Os insights que ela traz são interessantes e os exemplos extremos também, pois fogem do comum, como o Reversible Destiny Lofts, projeto de Arakawa e Madeline Gins que busca a hiper-estimulação dos sentidos, e que vê a arquitetura como medicamento e um espaço de “cura”. Ou o hospital maximalista de Dorothy Draper que introduziu cores e texturas mostrando uma melhora mais rápida nos pacientes. Ela comenta algo que me chamou a atenção e que tem também um pouco a ver com um assunto que comentei com algumas pessoas esses dias, inclusive uma art advisor, que é o consumo por status ou pertencimento, quando ela comenta a simplicidade como uma escolha considerada sofisticada.

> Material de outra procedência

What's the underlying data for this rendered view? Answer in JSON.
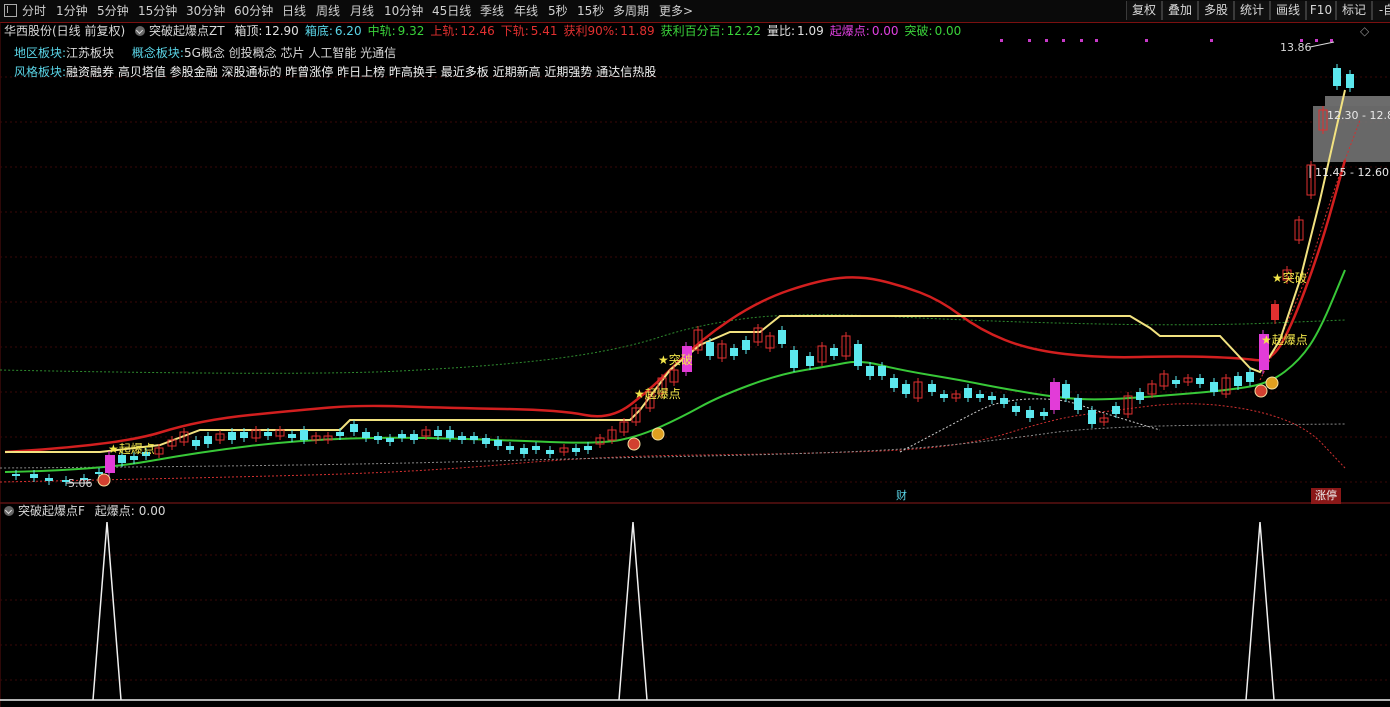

“Essa fusão entre estética e valor é recorrente na história, criando situações em que as escolhas estéticas fazem as vezes de janela de nossas virtudes. Isso ainda persiste. Em um mundo sobrecarregado de coisas baratas e acessíveis, escolher bens simples e sem adornos se tornou uma espécie de distintivo de integridade, como ser magro ou manter bons habitos de higiene.”
Veja bem, se talvez eu não soubesse como eu me sinto dentro de uma roupa estampada, que é algo não alinhado com a minha personalidade, talvez esta citação tivesse me acertado em cheio. E aqui dialogamos então com uma frase de J. Pawson que trouxe em outra edição da newsletter:
“Falamos cada vez mais sobre a arquitetura como uma estrutura para o bem-estar, o que é atualmente interpretado como mais textura e cor. Você é afetado por tais movimentos?” Ele respondeu: “(…) você sabe, as pessoas entram [na casa de campo] e dizem “Ooooo!” Quero dizer, esse é o teste decisivo, não é? As pessoas se sentem bem. Ou na igreja, eles se sentem mais próximos de Deus. No restaurante, eles sentem fome. Esses espaços são para as pessoas viverem, trabalharem ou orarem, e foram projetados para isso. Você não precisa de cor artificial”.
Concordo com Pawson e com o que ele diz: O que importa é que você se sinta bem. Então, acho que talvez tenhamos feito a pergunta errada. Já que é mais fácil responder “o que não gosto” ao invés “do que gosto:, e lembrando aqui o que Sontag diz acerca do gosto, que “defender um gosto é defender a nós mesmos”, eu não pude deixar de pensar: e se perguntássemos: O que nos faz/faria bem? ou até mesmo: “Como eu me sinto neste lugar/nesta roupa/em relação à este mobiliário?” - será que seria mais fácil responder?
Aqui se encaixa um pouco o que já falamos sobre Neuroarquitetura. Propor um espaço é uma experiência pessoal baseada na trajetória de vida da pessoa.
Fluido na simplicidade da escrita nos integrando ao texto ...!!!! Abraços sucesso.